Procédure devant la cour :
Par une requête enregistrée le 21 août 2018, MmeA..., représentée par MeD..., demande à la cour :
1°) d'annuler le jugement du tribunal administratif de Nantes du 5 juin 2018 ;
2°) d'annuler la décision du 28 janvier 2016 par laquelle la commission de recours contre les décisions de refus de visa d'entrée en France a rejeté son recours contre la décision de l'autorité consulaire française à Dakar refusant de lui délivrer un visa de long séjour en qualité de descendante à charge de Français ;
3°) d'enjoindre au ministre de l'intérieur de lui délivrer le visa sollicité ;
4°) de mettre à la charge de l'Etat la somme de 2 000 euros au titre de l'article L. 761-1 du code de justice administrative.
Elle soutient que :
- la décision attaquée est insuffisamment motivée ;
- la décision attaquée méconnaît l'article 8 de la convention européenne de sauvegarde des droits de l'homme et des libertés fondamentales ;
- son lien de filiation avec Mme C...A...et sa qualité d'enfant de Français sont établis par les documents qu'elle produit ;
- la décision attaquée est entachée d'une erreur manifeste d'appréciation dès lors qu'elle justifie être prise en charge par sa mère.

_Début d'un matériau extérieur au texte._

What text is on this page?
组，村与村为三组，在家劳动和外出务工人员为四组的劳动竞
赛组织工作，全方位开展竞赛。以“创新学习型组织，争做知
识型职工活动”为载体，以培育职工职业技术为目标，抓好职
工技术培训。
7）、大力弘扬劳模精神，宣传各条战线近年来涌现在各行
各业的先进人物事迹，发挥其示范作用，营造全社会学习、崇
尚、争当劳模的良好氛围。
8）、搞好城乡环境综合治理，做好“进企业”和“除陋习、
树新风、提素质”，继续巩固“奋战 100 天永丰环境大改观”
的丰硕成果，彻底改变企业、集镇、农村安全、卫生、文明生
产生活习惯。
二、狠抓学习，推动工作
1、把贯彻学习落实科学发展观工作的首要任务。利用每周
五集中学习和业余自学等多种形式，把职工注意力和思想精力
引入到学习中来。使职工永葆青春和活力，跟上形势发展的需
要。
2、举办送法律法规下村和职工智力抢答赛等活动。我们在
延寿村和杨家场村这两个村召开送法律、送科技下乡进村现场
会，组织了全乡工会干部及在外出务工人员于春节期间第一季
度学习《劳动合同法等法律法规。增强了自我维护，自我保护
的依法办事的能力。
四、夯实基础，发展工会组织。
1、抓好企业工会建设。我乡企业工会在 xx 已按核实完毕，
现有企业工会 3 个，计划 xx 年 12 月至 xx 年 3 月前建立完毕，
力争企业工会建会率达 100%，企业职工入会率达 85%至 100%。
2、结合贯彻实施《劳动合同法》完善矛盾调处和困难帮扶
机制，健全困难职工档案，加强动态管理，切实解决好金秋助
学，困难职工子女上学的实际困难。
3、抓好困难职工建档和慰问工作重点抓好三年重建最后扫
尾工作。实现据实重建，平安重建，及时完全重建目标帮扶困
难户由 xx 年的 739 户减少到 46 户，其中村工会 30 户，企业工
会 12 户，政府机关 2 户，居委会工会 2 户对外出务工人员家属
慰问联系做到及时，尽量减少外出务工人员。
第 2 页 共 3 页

Par un mémoire en défense enregistré le 14 décembre 2018, le ministre de l'intérieur conclut au rejet de la requête.
Il fait valoir que les moyens soulevés par Mme A...ne sont pas fondés.
MmeA... n'a pas été admise au bénéfice de l'aide juridictionnelle le 3 septembre 2018.
Vu les autres pièces du dossier.
Vu :
- la convention européenne de sauvegarde des droits de l'homme et des libertés fondamentales ;
- le code de l'entrée et du séjour des étrangers et du droit d'asile ;
- le code de justice administrative.
Le président de la formation de jugement a dispensé le rapporteur public, sur sa proposition, de prononcer des conclusions à l'audience.
Les parties ont été régulièrement averties du jour de l'audience.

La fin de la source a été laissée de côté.